AS THE final strains of the Last Post ring out on Anzac Day, they will be replaced with the rumble of tractors in many parts of Victoria.

Anzac Day is a pivotal day for many grain growers' cropping programs.

Yarrawonga farmer and chair of Riverine Plains farmers group Adam Inchbold said Anzac Day was a traditional time for the break.

"A break at Anzac Day would be ideal, then we can sow our main season varieties," Mr Inchbold said.

"I've been a bit surprised with people saying how dry it is and the Anzac Day hasn't passed . . . if it has not rained before Anzac Day, then that's normal."

Mr Inchbold said he would still consider a break on May 5 as being average and a good season.

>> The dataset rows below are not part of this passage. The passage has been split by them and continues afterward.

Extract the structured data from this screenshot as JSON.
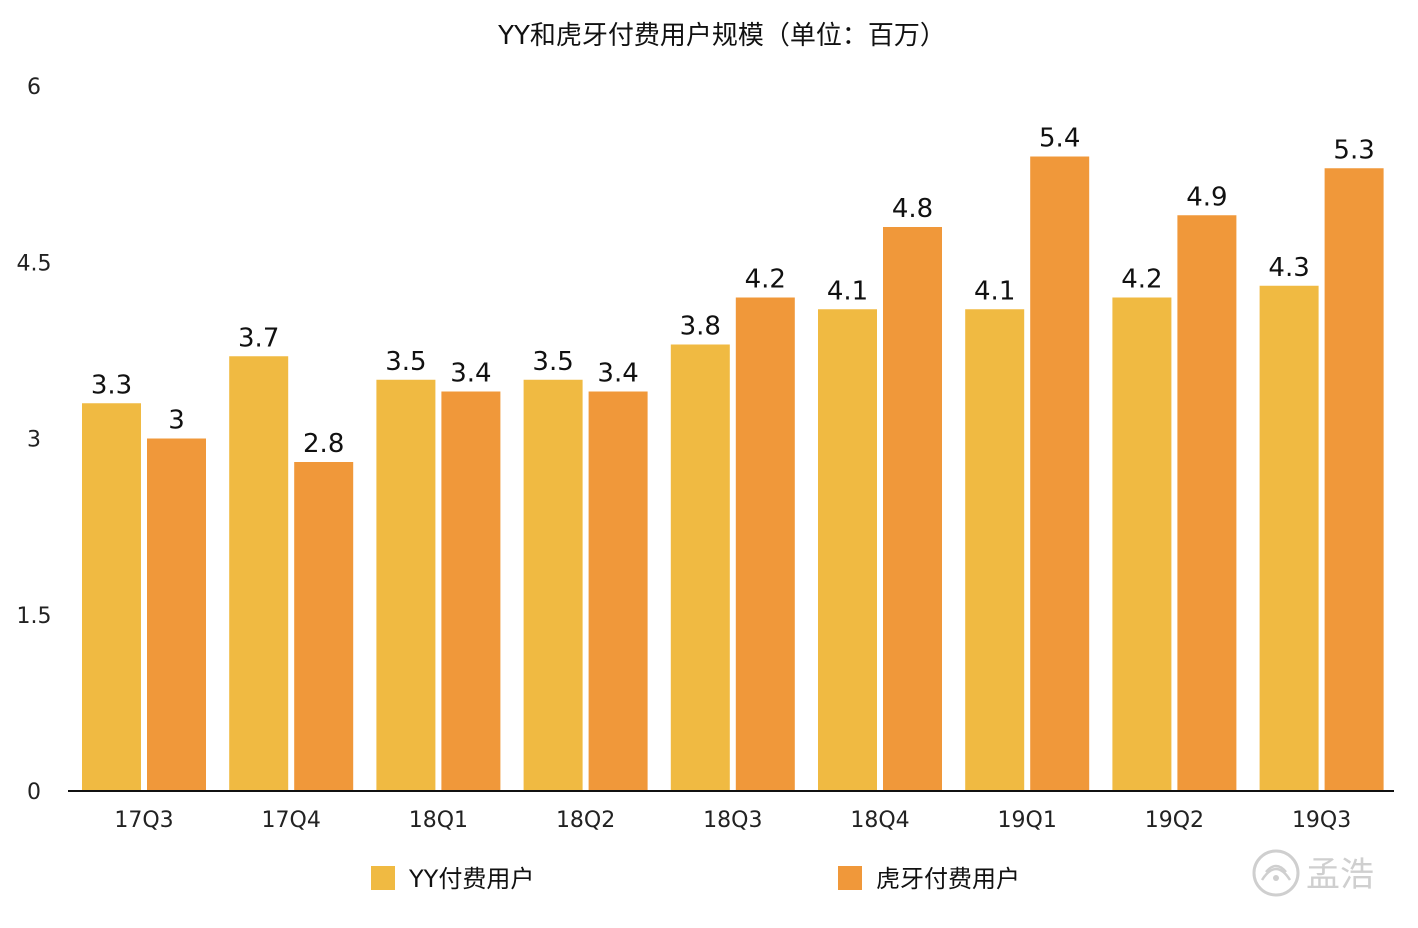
{
  "chart_data": {
    "type": "bar",
    "title": "YY和虎牙付费用户规模（单位：百万）",
    "categories": [
      "17Q3",
      "17Q4",
      "18Q1",
      "18Q2",
      "18Q3",
      "18Q4",
      "19Q1",
      "19Q2",
      "19Q3"
    ],
    "series": [
      {
        "name": "YY付费用户",
        "values": [
          3.3,
          3.7,
          3.5,
          3.5,
          3.8,
          4.1,
          4.1,
          4.2,
          4.3
        ],
        "color": "#F0BA42"
      },
      {
        "name": "虎牙付费用户",
        "values": [
          3,
          2.8,
          3.4,
          3.4,
          4.2,
          4.8,
          5.4,
          4.9,
          5.3
        ],
        "color": "#F0983A"
      }
    ],
    "ylim": [
      0,
      6
    ],
    "yticks": [
      "0",
      "1.5",
      "3",
      "4.5",
      "6"
    ],
    "grid": false,
    "legend": "bottom",
    "xlabel": "",
    "ylabel": ""
  },
  "watermark": {
    "text": "孟浩",
    "icon": "fingerprint-seal-icon"
  }
}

"If you look at the best years, 1915 and 1983, then we did not get rain until May 15," he said.

"Anzac Day is the average break, but I would say the average break can be up to 10 days later."

Andrew Russell, near Rutherglen, said Anzac Day was a "real pivotal point."

"It's a day, or time of the year that people use as a benchmark," he said.

Evan Ryan at Yarrawonga said Anzac Day and the local show were both milestones for the cropping season.

"If it hasn't rained by showtime in October then everyone knows it," Mr Ryan said.

"There are longer days, warmer temperatures and we're trying to fill grain.

"The potential is there if we get some rain."

Victorian Farmers Federation grains group president Russell Amery said rain would bring the sowing of canola, vetch and oats near his Wycheproof farm.

But he said many people would be sowing by today even if there hadn't been any rain.

"When I started here in the mid-1980s, if I had started on the tractor before mid-May, then Dad would shoot me," he said. "The longer season varieties help to spread the risk."